With the increase of the soliton order number n, the layer of multipole solitons adds in Figs. 2 and 3. If \(n=2\), the structure and phase of multipole solitons possess two layers in Fig. 2, and if \(n=3,4\), the structures and phases of multipole solitons possess three and four layers, respectively, in Fig. 3. From phase patterns for (d), (h), (l) and (p) in Figs. 1, 2 and 3, we know these ring-like solitons for (c), (g), (k) and (o) in Figs. 1, 2 and 3 are not vortex solitons because the phases are all not a \(2\pi \) jump around their cores.

Fig. 4

(Color online) Vortex solitons with the intensity of a, e, i, m component \(|u_1|^2\), b, f, j, n component \(|u_2|^2\), c, g, k, o total quantity \(|u|^2=|u_1|^2+|u_2|^2\) and d, h, l, p phase in presence of the parabolic transverse modulation \(R=\omega ^2 r^{2}/2\). The parameters are chosen as the same as those in Fig. 1 except for \(q=1\) with a–d \(m=1,n=1\), e–h \(m=2,n=2\), i–l \(m=3,n=3\), m–p \(m=4,n=4\)

When \(q=1\), vortex solitons with the intensity of (a), (e), (i) and (m) component \(|u_1|^2\), (b), (f), (j) and (n) component \(|u_2|^2\), (c), (g), (k) and (o) total quantity \(|u|^2=|u_1|^2+|u_2|^2\) and (d), (h), (l) and (p) phase are shown in Fig. 4 in presence of the parabolic transverse modulation \(R=\omega ^2 r^{2}/2\).

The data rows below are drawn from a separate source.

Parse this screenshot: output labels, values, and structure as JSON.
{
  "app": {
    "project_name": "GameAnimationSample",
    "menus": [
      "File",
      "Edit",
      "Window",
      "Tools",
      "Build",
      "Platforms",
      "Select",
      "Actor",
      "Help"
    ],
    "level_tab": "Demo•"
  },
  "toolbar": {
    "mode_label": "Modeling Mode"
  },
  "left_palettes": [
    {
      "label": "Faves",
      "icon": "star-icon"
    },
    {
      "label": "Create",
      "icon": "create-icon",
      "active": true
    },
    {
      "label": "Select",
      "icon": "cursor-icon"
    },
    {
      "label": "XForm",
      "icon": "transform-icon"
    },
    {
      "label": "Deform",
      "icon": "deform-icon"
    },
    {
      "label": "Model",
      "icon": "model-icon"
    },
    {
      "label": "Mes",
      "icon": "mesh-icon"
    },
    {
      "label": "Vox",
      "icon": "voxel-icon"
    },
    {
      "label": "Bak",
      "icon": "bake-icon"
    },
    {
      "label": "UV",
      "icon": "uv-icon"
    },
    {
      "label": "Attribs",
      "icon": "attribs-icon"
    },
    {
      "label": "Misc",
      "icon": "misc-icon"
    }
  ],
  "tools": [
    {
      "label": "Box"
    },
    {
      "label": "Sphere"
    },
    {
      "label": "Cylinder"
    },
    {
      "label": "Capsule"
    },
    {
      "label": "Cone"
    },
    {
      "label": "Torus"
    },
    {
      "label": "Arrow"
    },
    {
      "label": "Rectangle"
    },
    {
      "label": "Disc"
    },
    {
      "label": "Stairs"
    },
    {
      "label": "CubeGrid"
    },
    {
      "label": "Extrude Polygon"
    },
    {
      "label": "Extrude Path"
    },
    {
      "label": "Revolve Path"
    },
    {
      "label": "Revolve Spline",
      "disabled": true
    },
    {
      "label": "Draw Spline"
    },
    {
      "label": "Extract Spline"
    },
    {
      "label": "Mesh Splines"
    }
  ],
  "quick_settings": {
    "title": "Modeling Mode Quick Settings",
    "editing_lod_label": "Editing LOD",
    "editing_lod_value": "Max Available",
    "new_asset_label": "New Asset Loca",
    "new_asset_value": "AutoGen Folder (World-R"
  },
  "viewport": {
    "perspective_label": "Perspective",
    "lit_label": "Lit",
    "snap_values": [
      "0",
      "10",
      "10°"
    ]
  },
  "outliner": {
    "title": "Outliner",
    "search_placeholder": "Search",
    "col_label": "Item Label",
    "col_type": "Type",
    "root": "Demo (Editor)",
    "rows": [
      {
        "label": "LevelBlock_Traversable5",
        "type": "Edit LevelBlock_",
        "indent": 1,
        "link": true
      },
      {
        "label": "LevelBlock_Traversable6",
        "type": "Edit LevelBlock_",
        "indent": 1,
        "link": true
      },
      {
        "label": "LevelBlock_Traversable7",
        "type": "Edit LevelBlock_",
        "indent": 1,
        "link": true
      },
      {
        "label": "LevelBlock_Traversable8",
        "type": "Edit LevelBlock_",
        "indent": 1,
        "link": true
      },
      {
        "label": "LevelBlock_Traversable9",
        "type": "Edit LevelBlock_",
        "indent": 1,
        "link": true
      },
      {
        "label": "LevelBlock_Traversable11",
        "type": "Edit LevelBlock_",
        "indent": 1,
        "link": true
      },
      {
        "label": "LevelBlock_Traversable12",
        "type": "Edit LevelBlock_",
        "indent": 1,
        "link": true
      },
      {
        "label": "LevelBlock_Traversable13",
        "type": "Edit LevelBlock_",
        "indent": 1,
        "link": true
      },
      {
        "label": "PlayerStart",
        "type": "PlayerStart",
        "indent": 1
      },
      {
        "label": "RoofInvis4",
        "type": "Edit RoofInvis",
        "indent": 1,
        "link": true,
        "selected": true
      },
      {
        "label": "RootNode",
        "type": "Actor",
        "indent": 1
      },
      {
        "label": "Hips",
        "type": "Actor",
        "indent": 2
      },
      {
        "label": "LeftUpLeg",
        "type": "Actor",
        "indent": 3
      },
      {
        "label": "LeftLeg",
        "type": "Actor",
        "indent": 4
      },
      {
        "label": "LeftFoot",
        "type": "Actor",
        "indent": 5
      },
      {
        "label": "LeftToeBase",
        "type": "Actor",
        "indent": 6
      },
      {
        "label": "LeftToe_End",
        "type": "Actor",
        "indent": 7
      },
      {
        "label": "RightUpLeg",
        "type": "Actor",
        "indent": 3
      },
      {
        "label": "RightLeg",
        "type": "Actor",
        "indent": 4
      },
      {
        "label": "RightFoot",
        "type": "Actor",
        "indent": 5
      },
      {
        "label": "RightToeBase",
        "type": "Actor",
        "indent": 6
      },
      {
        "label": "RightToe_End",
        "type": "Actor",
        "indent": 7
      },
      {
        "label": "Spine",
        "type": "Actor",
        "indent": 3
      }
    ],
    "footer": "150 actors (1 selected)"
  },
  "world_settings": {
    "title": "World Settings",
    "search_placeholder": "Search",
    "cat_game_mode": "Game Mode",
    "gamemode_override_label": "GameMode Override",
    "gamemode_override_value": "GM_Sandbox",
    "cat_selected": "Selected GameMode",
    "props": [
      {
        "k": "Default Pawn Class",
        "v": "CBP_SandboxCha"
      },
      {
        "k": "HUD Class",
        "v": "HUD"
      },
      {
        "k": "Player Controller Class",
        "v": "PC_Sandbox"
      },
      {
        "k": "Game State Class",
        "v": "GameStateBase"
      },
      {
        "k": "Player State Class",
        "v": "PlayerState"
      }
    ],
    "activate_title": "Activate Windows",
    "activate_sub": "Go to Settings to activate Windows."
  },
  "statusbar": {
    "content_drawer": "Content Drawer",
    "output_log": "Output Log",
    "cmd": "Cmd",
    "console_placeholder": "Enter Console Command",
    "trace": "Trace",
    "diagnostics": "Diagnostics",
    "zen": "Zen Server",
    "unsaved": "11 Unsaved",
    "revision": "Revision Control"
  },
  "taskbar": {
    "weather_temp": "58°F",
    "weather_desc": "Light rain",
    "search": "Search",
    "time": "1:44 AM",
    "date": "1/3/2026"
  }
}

Similar to multipole solitons, the soliton order number n decides the layer of vortex solitons. If \(n=1{-}4\), vortex solitons possess one to four layers, respectively. Moreover, the value of m is related to the number of “petal” for vortex solitons, that is, vortex solitons possess the structures with 2m-“petal.” From these plots in Fig. 4d, h, l, p, all phases exhibit a \(2\pi \) jump around their cores, and thus, these structures in Fig. 4 are all vortex solitons.

We find that localized structures without the transverse modulation are similar to those in the presence of the parabolic transverse modulation in Figs. 1, 2, 3 and 4. For the limit of length, we neglect these related discussions.

4 Summary

In summary, we study a (2+1)-dimensional N-coupled NLSE with spatially modulated cubic–quintic nonlinearity and transverse modulation, and analytically derive vector multipole and vortex soliton solutions. If the modulation depth q is chosen as 0 and 1, vector multipole and vortex solitons are constructed, respectively. The number of “petals” for the multipole solitons and vortex solitons is decided by the value of 2m with the topological charge m, and the number of layers in the multipole solitons and vortex solitons is related to the value of the soliton order number n.